Oakland Protest Leads to Vandalism, Arrests

Oakland police officials allege some protestors pepper-sprayed and pushed officers Friday evening during an anti-police march that started in downtown Oakland and moved into Berkeley.

The majority of the crowd, which protested a police shooting that occurred in Ferguson, Missouri last week, marched peacefully, while a small group broke away, disrupted traffic and vandalized businesses this evening, a police official said Friday.

Members of the crowd attempted to control those committing vandalism and other acts along the way, without success, the official said.

Oakland police did not provide any information on arrests Friday evening and said they would have an update on the outcome of the march in the morning.

The march began at 14th and Broadway in Oakland at 6 p.m. Friday with several hundred participants and changed route several times before moving down Telegraph toward Berkeley.

Protestors were stopped at one point on Telegraph Avenue at Parker Street by a line of Berkeley police officers in riot gear and are now moving through Berkeley.

Numbers have dwindled to less than 100 as the march has continued down Telegraph from Oakland.

A number of windows on Telegraph have been broken during the march, including those at the Bank of the West at 4800 Telegraph, Taste of Denmark Bakery, Telegraph Lofts, Articlepract and 2855 Telegraph.

During the demonstration, a trashcan was set on fire near the intersection of Telegraph Avenue and Haste Street, which was quickly extinguished by police, the Berkeley Police Department said.

Berkeley police made two arrests during the course of the demonstration. Taylor Tengwall, 24, of Berkeley, was arrested for resisting ot obstructing a polcie officer and Lael Montgomery, 19, of Vallejo, was arrested for attempting to take a weapon other than a firearm from a police officer and resisting or obstructing an officer. Thery were both transported and booked into Berkeley City Hall.

Some other protestors in the group have been heard shouting at those breaking the windows, telling them to stop. There were no injuries repprted, police said.

Protestors have chanted "Hands up! Don't shoot!" and "Justice for Michael Brown" as well as expletives aimed at police as they traveled through the area.

Fireworks were set off at 14th and Broadway earlier in the evening, and freshly spraypainted slogans have been seen on buildings including "FTP We Here," "more dead pigs" and "we will never stop."

The "hands up" chant has been heard across the country at other protests following the Aug. 9 shooting of Michael Brown in Ferguson after an encounter with a police officer.
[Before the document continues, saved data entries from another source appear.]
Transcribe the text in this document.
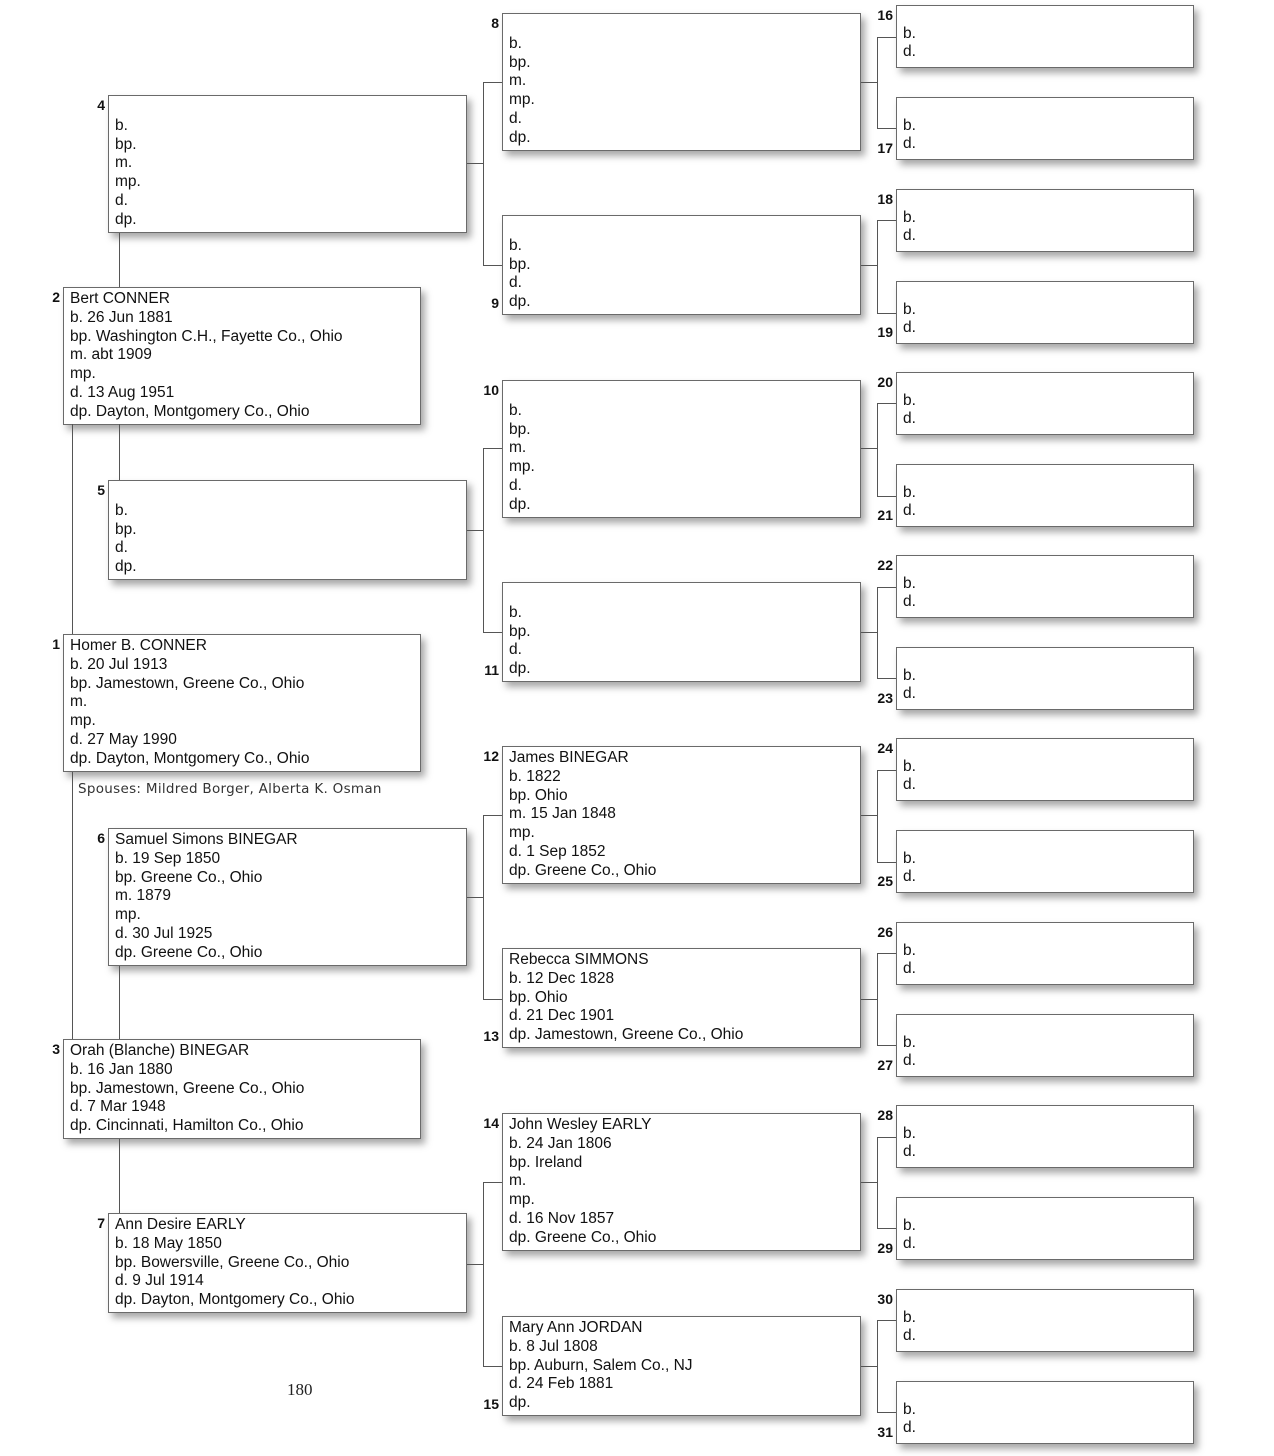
Homer B. CONNER
b. 20 Jul 1913
bp. Jamestown, Greene Co., Ohio
m.
mp.
d. 27 May 1990
dp. Dayton, Montgomery Co., Ohio
1
Bert CONNER
b. 26 Jun 1881
bp. Washington C.H., Fayette Co., Ohio
m. abt 1909
mp.
d. 13 Aug 1951
dp. Dayton, Montgomery Co., Ohio
2
Orah (Blanche) BINEGAR
b. 16 Jan 1880
bp. Jamestown, Greene Co., Ohio
d. 7 Mar 1948
dp. Cincinnati, Hamilton Co., Ohio
3

b.
bp.
m.
mp.
d.
dp.
4

b.
bp.
d.
dp.
5
Samuel Simons BINEGAR
b. 19 Sep 1850
bp. Greene Co., Ohio
m. 1879
mp.
d. 30 Jul 1925
dp. Greene Co., Ohio
6
Ann Desire EARLY
b. 18 May 1850
bp. Bowersville, Greene Co., Ohio
d. 9 Jul 1914
dp. Dayton, Montgomery Co., Ohio
7

b.
bp.
m.
mp.
d.
dp.
8

b.
bp.
d.
dp.
9

b.
bp.
m.
mp.
d.
dp.
10

b.
bp.
d.
dp.
11
James BINEGAR
b. 1822
bp. Ohio
m. 15 Jan 1848
mp.
d. 1 Sep 1852
dp. Greene Co., Ohio
12
Rebecca SIMMONS
b. 12 Dec 1828
bp. Ohio
d. 21 Dec 1901
dp. Jamestown, Greene Co., Ohio
13
John Wesley EARLY
b. 24 Jan 1806
bp. Ireland
m.
mp.
d. 16 Nov 1857
dp. Greene Co., Ohio
14
Mary Ann JORDAN
b. 8 Jul 1808
bp. Auburn, Salem Co., NJ
d. 24 Feb 1881
dp.
15

b.
d.
16

b.
d.
17

b.
d.
18

b.
d.
19

b.
d.
20

b.
d.
21

b.
d.
22

b.
d.
23

b.
d.
24

b.
d.
25

b.
d.
26

b.
d.
27

b.
d.
28

b.
d.
29

b.
d.
30

b.
d.
31
Spouses: Mildred Borger, Alberta K. Osman
180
Brown was unarmed during the shooting and there are conflicting reports about the events that led to his death.

Brown's shooting triggered protests and racial tensions in Ferguson, a largely black community with a largely white police force. The heavily armed police response there, which included the use of tear gas, has drawn national criticism and triggered protests in cities around the country.

Oakland was the scene of numerous anti-police protests, some of which led to violent confrontations with police and numerous arrests, during the height of the Occupy movement. Protestors set up a long-lasting encampment at Frank Ogawa Plaza starting in October of 2011 and staged marches from the area, some of which also included vandalism against downtown

Some businesses in downtown Oakland boarded up windows in preparation for Friday's protests.